Is it out of date? :-)
I admit I haven't even _tried_ buffered files with Linux AIO due to
the evil propaganda.
To read an indirect block, you have to allocate memory: another
callback after you've slept waiting for memory to be freed up.
Then you allocate a request: another callback while you wait for the
request queue to drain.
Then you submit the request: that's the callback you mentioned,
waiting for the result.
But then triple, double, single indirect blocks: each of the above
steps repeated.
In the case of writing, another group of steps for bitmap blocks,
inode updates, and heaven knows how fiddly it gets with ordered
updates to the journal, synchronised with other writes.

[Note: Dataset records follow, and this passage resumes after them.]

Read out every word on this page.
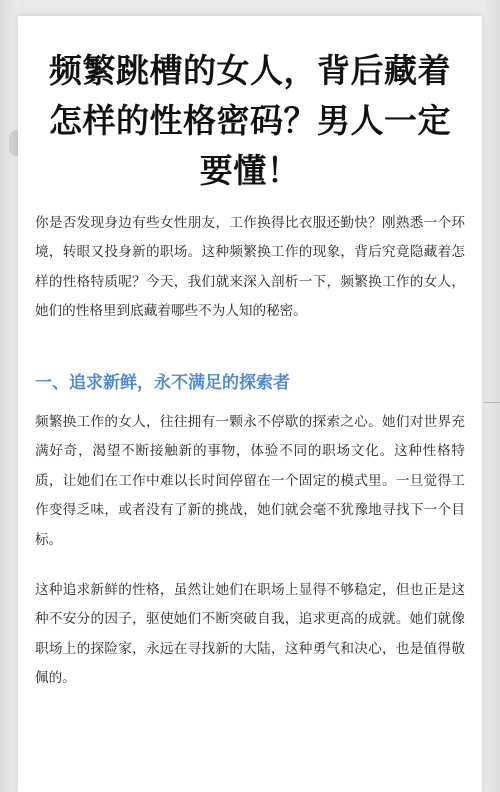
频繁跳槽的女人，背后藏着怎样的性格密码？男人一定要懂！

你是否发现身边有些女性朋友，工作换得比衣服还勤快？刚熟悉一个环境，转眼又投身新的职场。这种频繁换工作的现象，背后究竟隐藏着怎样的性格特质呢？今天，我们就来深入剖析一下，频繁换工作的女人，她们的性格里到底藏着哪些不为人知的秘密。

一、追求新鲜，永不满足的探索者

频繁换工作的女人，往往拥有一颗永不停歇的探索之心。她们对世界充满好奇，渴望不断接触新的事物，体验不同的职场文化。这种性格特质，让她们在工作中难以长时间停留在一个固定的模式里。一旦觉得工作变得乏味，或者没有了新的挑战，她们就会毫不犹豫地寻找下一个目标。

这种追求新鲜的性格，虽然让她们在职场上显得不够稳定，但也正是这种不安分的因子，驱使她们不断突破自我，追求更高的成就。她们就像职场上的探险家，永远在寻找新的大陆，这种勇气和决心，也是值得敬佩的。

Plus every little mutex / rwlock is another place where you need those
callback functions. We don't even _have_ an async mutex facility in
the kernel. So every user of a mutex has to be changed to use
waitqueues or something. No more lockdep checking, no more RT
priority inheritance.
There are a _lot_ of places that can sleep on the way to a trivial
file I/O, and quite a lot of state to be past along the continuation
functions.
It's possible but by no means obvious that it's better.
I think people have mostly given up on that approach due to the how
much it complicates all the filesystem code, and how much goodness
there is in being able to call things which can sleep when you look at
all the different places. It seemed like a good idea for a while.
And it's not _that_ certain that it would be faster at high
loads after all the work.
A compromise where just a few synchronisation points are made async is
ok. But then it's a compromise... so you still need a multi-threaded
caller to keep the queues full in all situations.
For specific filesystems, you could do it. readahead() on directories
is not an unreasonable thing to add on.
Generically is not likely. It's not about blocking, it's about the
fact that directories don't always consist of data blocks on the store
organised similarly to a file. For example NFS, CIFS, or (I'm not
sure), maybe even reiserfs/btrfs?
-- Jamie
--